THE APPROVAL yesterday by the House of Representatives of an energy bill lacking any strong measures for fossil-fuel conservation aptly symbolizes the failure of the United States on this Earth Day to take seriously the threats to the planet's resources and climate. At a time when the international community badly needs leadership in providing both economic growth and sustainability, President Bush is on the sidelines while Britain's Tony Blair has stepped forward. The leader of the world's largest economy, not its fourth-largest, should be in the forefront.

The past year's sharp increase in the price of petroleum, which has been a factor in the recent sluggishness of the US economy, should have set off alarm bells in Washington as all the warnings by scientists about climate change have failed to do. The world is burning up its limited supply of fossil fuels at a rate that is putting pressure on energy supplies and adding to the greenhouse gases that cause global warming. But in debating the energy bill yesterday the House rejected by a 254-177 vote a proposal to increase the fuel efficiency of automobiles.

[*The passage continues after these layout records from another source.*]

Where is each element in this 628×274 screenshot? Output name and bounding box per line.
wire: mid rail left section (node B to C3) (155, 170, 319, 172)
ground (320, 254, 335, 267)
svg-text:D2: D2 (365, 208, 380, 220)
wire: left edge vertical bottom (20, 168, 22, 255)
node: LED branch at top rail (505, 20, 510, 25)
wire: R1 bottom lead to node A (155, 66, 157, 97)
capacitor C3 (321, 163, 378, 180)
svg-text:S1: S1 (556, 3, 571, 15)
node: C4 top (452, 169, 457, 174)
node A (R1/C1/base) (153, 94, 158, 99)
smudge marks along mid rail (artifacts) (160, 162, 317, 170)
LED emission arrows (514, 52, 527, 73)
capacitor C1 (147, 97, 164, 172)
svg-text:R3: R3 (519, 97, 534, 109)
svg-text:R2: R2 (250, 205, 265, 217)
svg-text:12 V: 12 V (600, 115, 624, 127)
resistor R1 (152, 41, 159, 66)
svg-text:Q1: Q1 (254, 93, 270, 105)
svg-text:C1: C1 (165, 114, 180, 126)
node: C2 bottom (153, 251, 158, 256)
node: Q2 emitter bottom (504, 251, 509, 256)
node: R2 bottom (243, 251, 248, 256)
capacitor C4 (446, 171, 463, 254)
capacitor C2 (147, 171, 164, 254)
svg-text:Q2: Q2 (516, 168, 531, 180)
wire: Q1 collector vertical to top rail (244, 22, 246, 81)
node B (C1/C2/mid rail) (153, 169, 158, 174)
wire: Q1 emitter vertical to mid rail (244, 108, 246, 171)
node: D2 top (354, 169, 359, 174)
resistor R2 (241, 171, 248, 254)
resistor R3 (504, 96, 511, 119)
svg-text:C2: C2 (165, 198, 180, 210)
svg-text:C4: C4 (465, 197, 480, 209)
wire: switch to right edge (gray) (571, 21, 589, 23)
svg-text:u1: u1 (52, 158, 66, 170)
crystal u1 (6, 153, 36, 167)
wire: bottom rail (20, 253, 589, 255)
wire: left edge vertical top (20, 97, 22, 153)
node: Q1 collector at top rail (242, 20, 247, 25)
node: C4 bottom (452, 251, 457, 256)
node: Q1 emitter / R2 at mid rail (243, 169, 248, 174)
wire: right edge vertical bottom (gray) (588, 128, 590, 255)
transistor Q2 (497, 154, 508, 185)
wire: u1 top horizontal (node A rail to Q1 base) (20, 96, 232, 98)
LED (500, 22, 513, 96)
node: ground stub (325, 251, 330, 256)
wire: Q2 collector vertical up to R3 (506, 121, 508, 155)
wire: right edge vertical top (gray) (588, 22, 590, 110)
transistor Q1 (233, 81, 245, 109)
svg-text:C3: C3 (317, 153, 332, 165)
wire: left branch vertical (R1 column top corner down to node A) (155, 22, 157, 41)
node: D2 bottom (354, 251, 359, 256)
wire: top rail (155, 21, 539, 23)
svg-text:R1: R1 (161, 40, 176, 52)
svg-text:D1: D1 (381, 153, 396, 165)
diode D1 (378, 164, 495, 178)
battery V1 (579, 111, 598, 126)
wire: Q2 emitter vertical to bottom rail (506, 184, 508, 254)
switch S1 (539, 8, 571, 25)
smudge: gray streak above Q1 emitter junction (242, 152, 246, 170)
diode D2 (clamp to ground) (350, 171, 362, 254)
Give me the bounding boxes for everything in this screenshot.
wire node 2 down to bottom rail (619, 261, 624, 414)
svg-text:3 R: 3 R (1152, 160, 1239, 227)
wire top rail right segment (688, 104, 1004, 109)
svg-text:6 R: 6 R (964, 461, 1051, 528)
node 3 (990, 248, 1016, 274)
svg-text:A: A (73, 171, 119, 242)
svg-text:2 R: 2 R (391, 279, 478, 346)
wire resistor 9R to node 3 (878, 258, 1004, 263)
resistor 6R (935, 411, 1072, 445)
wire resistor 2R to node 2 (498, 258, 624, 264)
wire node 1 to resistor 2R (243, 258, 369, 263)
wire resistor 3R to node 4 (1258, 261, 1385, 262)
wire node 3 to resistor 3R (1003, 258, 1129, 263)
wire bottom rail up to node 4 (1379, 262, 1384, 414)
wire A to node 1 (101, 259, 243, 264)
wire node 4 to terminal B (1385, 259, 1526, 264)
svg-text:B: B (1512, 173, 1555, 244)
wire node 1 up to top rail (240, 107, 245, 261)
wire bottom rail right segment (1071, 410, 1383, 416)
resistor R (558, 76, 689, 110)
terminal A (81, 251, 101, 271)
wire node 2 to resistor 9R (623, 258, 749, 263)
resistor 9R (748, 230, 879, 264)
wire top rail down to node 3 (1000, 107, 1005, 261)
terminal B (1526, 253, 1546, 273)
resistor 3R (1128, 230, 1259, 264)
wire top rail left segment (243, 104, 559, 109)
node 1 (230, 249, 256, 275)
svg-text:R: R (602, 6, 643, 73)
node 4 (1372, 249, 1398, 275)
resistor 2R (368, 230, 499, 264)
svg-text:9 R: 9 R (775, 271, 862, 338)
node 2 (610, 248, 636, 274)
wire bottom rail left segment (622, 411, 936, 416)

Even some environmentalists criticize as quixotic attempts like this to use regulatory power to mandate oil conservation, preferring instead to see Washington generously subsidize new car models that use engineering improvements and hybrid gas-electric motors to reduce fuel consumption. But the House energy bill is weak on carrots as well as sticks. If the Senate cannot produce a bill with more conservation and fewer giveaways to oil and gas companies than the House, the nation is better off with no bill at all.

In the past, sharp accelerations in oil prices have usually been the result of supply disruptions tied to specific political events, like the 1973 Mideast war or the fall of the shah of Iran in 1979. This time the major factor appears to be the unexpectedly rapid economic growth of China and India. Both economies are likely to continue to grow, bringing closer the day when international oil will be so tapped out that production actually starts to decline. When that happens, the increases in oil and gasoline prices will dwarf the spikes that consumers have suffered recently.

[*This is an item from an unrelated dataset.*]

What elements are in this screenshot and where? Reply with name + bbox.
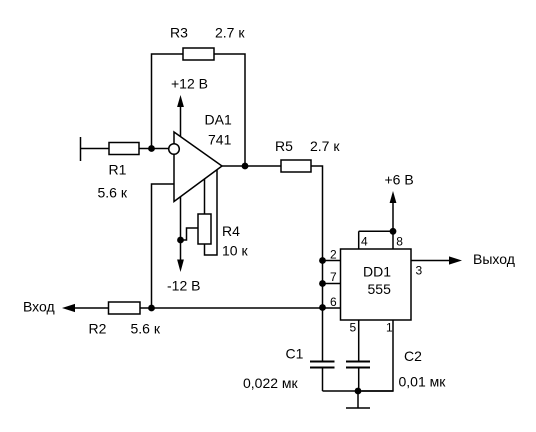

Both China and India, like the United States, plan to meet much of their future demand for electricity with generating plants that will burn coal, the fuel that emits the most carbon dioxide. These added emissions will greatly exceed the reduced greenhouse gas levels that all the Kyoto-signing countries hope to achieve. On this 35th anniversary of Earth Day, the world is at a pivotal point in its use of its resources, but the single biggest consumer of those resources, the United States, still scorns conservation.